The problem, apparently, was not the radio message but the Finn's unpaid salary. And Räikkönen has threatened to go on strike for the remainder of the season if he does not get his money.

On Saturday in qualifying, Raikkonen's week went from bad to worse. After qualifying fifth, he was disqualified when it was discovered that his car's floor was more flexible than the regulations allow. This meant that he would have to start from the back of the grid.

While it would have been entertaining to see the Iceman carve his way through the field from last place, we never got a chance. Räikkönen's Abu Dhabi Grand Prix ended with a broken suspension as he was battling with Giedo van der Garde's Caterham into the first corner.

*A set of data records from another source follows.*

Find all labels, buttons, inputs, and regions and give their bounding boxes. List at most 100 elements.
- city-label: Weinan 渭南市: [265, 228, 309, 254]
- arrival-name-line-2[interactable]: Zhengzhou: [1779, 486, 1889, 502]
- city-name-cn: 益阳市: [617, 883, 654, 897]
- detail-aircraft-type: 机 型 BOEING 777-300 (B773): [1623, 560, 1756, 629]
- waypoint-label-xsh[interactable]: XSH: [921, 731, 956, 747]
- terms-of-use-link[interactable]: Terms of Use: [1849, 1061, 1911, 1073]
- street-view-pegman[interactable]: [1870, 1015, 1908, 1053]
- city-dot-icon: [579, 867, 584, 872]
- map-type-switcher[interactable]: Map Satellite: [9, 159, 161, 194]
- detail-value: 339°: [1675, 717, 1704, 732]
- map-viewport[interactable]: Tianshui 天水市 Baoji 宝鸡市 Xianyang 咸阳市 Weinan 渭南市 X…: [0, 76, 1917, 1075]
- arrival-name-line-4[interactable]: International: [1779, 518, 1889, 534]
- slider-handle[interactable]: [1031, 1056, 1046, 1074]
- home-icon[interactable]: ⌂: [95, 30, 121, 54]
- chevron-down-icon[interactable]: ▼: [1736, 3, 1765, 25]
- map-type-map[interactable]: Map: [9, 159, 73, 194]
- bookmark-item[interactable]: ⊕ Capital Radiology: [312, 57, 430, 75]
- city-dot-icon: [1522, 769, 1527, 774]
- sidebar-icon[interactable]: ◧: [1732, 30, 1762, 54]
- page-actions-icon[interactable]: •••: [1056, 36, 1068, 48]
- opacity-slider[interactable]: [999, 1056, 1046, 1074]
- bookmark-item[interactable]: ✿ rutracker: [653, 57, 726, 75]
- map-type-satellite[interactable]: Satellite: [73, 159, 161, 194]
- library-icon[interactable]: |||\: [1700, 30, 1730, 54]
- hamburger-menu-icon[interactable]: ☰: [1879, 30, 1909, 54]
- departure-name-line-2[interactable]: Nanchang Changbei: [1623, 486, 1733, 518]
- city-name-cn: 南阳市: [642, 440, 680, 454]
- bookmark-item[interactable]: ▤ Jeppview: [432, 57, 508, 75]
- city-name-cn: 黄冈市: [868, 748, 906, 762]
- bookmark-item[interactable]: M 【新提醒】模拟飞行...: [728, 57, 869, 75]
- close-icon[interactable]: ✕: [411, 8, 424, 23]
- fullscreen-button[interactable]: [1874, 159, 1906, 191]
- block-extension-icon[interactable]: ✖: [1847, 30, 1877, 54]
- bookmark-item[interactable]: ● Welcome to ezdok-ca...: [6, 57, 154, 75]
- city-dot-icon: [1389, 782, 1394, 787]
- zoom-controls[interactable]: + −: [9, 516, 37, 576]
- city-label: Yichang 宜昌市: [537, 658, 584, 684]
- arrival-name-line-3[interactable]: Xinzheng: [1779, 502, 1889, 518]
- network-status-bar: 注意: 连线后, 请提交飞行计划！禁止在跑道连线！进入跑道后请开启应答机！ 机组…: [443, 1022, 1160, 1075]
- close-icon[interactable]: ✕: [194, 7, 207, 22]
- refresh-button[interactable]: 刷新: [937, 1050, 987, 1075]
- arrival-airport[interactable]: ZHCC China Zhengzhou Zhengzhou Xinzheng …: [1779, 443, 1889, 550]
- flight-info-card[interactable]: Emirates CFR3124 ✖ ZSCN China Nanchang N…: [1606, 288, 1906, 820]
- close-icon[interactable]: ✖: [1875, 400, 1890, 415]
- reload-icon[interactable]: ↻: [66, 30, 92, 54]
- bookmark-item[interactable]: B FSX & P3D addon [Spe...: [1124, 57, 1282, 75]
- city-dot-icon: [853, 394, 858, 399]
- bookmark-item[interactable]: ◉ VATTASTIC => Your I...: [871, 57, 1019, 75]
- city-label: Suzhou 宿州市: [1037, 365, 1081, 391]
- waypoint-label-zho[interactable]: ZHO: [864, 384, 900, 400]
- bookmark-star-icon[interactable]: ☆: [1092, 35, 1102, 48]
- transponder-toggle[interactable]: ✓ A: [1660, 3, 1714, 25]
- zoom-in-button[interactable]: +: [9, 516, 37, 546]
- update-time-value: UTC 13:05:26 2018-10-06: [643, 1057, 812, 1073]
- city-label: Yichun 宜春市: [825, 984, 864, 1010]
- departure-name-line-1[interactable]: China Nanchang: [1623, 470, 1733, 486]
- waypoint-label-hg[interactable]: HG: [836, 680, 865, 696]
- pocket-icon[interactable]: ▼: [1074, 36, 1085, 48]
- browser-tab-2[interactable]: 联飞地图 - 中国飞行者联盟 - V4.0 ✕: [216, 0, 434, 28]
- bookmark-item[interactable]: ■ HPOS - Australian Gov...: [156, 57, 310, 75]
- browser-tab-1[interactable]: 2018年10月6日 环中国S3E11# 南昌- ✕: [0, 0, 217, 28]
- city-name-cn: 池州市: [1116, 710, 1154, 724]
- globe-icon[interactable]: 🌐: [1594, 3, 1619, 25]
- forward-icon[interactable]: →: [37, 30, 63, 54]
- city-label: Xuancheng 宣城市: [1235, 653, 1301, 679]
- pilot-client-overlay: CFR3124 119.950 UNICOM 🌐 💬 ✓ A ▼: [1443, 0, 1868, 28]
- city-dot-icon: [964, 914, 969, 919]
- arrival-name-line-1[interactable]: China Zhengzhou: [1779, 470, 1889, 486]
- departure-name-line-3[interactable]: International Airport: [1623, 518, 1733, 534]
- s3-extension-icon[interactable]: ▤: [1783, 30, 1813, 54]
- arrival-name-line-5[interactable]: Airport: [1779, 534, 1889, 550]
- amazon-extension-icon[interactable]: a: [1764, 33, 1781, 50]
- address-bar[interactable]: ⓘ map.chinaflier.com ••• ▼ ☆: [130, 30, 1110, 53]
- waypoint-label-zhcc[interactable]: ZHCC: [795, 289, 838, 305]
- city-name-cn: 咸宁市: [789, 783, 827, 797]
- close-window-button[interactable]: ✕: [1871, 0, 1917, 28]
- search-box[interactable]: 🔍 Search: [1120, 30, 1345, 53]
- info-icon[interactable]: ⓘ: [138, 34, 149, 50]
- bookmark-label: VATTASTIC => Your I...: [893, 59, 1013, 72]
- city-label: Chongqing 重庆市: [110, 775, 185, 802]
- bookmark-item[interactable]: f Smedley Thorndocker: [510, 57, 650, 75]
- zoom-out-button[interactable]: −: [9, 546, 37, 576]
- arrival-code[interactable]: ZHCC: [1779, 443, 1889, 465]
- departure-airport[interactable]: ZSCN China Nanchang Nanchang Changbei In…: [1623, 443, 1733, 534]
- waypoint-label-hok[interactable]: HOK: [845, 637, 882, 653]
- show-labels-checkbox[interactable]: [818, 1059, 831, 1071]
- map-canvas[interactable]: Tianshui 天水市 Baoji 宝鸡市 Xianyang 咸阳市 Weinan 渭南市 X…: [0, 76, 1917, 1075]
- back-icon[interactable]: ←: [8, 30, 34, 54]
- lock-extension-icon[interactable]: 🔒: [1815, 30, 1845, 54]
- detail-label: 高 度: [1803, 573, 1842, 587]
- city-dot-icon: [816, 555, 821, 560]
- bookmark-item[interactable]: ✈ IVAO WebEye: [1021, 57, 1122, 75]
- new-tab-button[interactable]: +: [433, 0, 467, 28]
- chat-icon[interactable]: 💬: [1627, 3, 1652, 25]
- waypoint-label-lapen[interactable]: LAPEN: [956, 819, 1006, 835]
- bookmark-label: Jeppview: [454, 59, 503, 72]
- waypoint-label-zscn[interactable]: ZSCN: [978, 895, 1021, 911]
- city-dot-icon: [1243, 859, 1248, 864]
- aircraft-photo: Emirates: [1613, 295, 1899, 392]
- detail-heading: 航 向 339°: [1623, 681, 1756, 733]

Before the race, the BBC's Ben Edwards and David Coulthard were discussing whether Raikkonen should have started from the pit lane, rather than the back of the grid, which would have allowed him to avoid any first-corner incidents. He chose not to and, prior to driving himself away from the circuit, confirmed that he thought this was the correct decision, despite the early end to his race.

Going forward, it seems highly unlikely that Raikkonen will skip the remaining grands prix in the United States and Brazil, if for no other reason than his love of racing. However, this week has no doubt left a bitter taste in his mouth.  

With Sebastian Vettel taking his seventh win in a row in Abu Dhabi, Raikkonen may have to wait until next season, when he will have Ferrari power beneath him, to cleanse that bitterness with his next grand prix win.